O protagonista de Amor e Monstros se chama Joel, e antes que alguém acuse similaridades com The Last of Us nesta aventura pós-apocalíptica, o filme desarma sem vergonha o espectador ao cruzar o caminho do herói com o de um velho e uma menina. Da mesma forma, a ideia de adolescentes que enfrentam os perigos do mundo como jornada de amadurecimento talvez lembre Conta Comigo - e Amor e Monstros a certa altura vai lá e coloca “Stand by Me” para tocar.
É como se o filme estrelado por Dylan O’Brien estivesse tão consciente de um certo esgotamento de fórmulas que a única solução possível fosse mesmo assumir que essas fórmulas - por esgarçadas que estejam, o que é traduzido no filme em forma de piada - podem ainda funcionar.

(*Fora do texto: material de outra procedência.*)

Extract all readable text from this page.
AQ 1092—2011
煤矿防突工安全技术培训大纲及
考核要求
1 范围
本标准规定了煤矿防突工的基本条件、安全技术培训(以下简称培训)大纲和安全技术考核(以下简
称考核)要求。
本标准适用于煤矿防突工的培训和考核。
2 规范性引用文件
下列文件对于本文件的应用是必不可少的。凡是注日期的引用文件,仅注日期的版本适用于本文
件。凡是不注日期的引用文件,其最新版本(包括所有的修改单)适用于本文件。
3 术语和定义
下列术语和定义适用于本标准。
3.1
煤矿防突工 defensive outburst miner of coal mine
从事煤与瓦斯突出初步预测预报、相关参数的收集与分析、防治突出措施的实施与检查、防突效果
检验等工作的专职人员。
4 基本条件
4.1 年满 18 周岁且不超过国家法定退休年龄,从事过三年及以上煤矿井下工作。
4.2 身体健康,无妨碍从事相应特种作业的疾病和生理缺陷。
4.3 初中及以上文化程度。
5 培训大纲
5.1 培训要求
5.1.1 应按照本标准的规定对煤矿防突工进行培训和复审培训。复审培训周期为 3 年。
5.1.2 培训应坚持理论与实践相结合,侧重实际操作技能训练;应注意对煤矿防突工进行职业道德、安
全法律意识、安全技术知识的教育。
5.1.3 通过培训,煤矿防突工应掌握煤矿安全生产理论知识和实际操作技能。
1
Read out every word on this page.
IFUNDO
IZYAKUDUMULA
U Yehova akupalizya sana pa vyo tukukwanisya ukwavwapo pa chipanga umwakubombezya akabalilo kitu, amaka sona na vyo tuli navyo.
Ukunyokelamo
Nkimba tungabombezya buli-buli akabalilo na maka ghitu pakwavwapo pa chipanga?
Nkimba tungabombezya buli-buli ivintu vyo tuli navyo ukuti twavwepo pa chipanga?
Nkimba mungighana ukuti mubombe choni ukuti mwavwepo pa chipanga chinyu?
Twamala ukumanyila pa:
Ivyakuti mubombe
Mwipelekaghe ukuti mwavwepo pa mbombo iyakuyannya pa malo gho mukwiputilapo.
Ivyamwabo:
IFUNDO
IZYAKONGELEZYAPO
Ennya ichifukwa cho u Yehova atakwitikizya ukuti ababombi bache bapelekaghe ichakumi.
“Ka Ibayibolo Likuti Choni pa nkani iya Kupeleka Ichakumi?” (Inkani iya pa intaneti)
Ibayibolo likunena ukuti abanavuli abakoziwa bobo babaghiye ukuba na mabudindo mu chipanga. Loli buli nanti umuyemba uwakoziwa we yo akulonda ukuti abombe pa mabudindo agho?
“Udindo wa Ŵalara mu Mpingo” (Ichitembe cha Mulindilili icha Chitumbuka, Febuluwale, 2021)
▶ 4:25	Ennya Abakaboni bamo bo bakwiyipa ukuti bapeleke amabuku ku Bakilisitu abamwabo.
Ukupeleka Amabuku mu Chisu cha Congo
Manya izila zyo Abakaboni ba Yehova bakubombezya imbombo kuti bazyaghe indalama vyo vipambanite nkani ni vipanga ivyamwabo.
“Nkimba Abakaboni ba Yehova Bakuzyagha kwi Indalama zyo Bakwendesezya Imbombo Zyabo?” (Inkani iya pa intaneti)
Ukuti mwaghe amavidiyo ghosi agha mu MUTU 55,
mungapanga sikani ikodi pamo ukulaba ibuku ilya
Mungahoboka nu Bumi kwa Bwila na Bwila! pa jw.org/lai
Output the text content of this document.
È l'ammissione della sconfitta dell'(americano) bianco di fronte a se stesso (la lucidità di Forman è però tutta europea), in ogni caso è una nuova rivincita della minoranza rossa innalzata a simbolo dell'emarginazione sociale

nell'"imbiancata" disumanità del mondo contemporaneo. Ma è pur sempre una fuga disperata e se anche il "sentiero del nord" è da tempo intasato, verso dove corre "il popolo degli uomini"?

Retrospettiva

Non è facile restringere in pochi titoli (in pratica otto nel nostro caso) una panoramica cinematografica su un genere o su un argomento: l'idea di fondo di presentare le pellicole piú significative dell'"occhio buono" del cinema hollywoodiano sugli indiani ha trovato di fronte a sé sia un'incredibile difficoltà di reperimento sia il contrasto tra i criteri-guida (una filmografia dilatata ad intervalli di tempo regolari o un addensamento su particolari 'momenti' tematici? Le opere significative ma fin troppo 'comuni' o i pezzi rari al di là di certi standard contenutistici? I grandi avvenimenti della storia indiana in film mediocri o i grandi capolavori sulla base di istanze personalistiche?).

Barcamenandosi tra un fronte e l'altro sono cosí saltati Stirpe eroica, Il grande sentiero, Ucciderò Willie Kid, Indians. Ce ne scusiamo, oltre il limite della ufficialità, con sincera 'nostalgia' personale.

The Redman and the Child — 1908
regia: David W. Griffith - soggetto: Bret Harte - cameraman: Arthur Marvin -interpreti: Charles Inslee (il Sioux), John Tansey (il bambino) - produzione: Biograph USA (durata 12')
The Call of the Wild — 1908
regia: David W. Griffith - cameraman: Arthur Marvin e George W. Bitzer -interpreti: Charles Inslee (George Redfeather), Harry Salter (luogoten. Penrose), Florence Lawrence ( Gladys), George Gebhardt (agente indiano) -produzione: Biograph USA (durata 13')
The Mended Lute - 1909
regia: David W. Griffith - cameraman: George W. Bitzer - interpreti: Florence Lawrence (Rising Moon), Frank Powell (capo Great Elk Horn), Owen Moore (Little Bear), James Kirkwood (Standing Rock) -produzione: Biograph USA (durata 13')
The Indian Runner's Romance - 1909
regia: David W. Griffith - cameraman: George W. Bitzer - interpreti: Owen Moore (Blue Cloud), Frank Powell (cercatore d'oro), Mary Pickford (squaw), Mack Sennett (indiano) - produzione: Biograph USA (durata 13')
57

Confiar nelas, portanto, seria algo próximo a um salto de fé, muito parecido com aquele que o jovem Joel executa ao decidir deixar sua colônia subterrânea para procurar um antigo amor a uma centena de quilômetros em terreno selvagem, cheio de insetos, anfíbios e crustáceos gigantes.
O histórico do roteirista Brian Duffield, mais conhecido pelo terror A Babá, já demonstrava essa predisposição para a brincadeira de gênero. O que acontece em Amor e Monstros, porém, não é um exercício cínico como Zumbilândia, onde as referências pop se encerram em si mesmas e o filme parece existir somente em função delas. Duffield e o diretor Michael Matthews na verdade tecem comentários de carga metalinguística (inscritos principalmente em toda a narração em off de O’Brien) apenas para se antecipar e anular o eventual cinismo que o espectador possa trazer consigo ao “entrar” no filme. Uma vez dentro dele, o que vale é a confiança no material e nas convenções de gênero.
É isso que permite que Amor e Monstros transite tão à vontade e graciosamente por situações variadas de terror de monstro, filme de travessia, comédia romântica e aventura de parceiros. O filme está indicado ao Oscar de melhores efeitos visuais e isso é obviamente o apelo central, neste modesto exemplar de cinema de atrações, mas o que faz Amor e Monstros funcionar, mesmo, é a crença na fabulação: pressupor que o espectador vai encarar uma boa e velha suspensão de descrença, se o próprio filme mostrar que acredita no que está contando, autoconsciente mas sem cinismos.
O resultado parece algo que Joe Dante faria numa eventual adaptação de Fall Out, um filme de fim de mundo que não fica remoendo chatices funcionais (do tipo: que tecnologia parece crível, o que é preciso carregar na mochila ou o que cada animal comeria) e sim enxerga o potencial de parque de diversões que é conceber set pieces no meio do mato com bichos gigantes. Em outras palavras: a polícia da verossimilhança vai chiar; ao longo do filme acompanhamos um herói de apocalipse que mal se preocupa com suprimentos ou munição além de uma besta caseira, um colar para a garota e um livro de desenhar.
Isso pode parecer displicência de roteirista mas é um manifesto muito consciente contra as burocráticas narrativas sombrias-e-realistas. A crença na fabulação e nas convenções de gênero fica muito evidente no apreço que Joel tem pelo seu livro, onde ele desenha criaturas como um guia de sobrevivência. Essa é uma das formas visuais que o filme arruma para defender o poder da imaginação contra a tecnocracia do verossímil, sem recorrer a uma solução literal de metalinguagem como fizeram A História sem Fim ou Coração de Tinta.
É curioso acompanhar um filme que elege suas prioridades de forma tão convicta e concisa, porque depois parece que sobra tempo para fazer graça, sem isso soar como um excesso. No caso, Duffield e Matthews não perderiam, claro, a oportunidade de zoar justamente a paranoia do funcional: sempre que Joel explica por que saiu de sua colônia, os outros personagens perguntam se ele foi expulso por roubar comida. Que obsessão é essa com a comida? Ela parece muito válida em filmes sérios, sombrios e realistas de fim de mundo como A Estrada, mas em Amor e Monstros essa preocupação seria francamente uma distração, até um fardo. Mais importante é ainda lembrar como se divertir.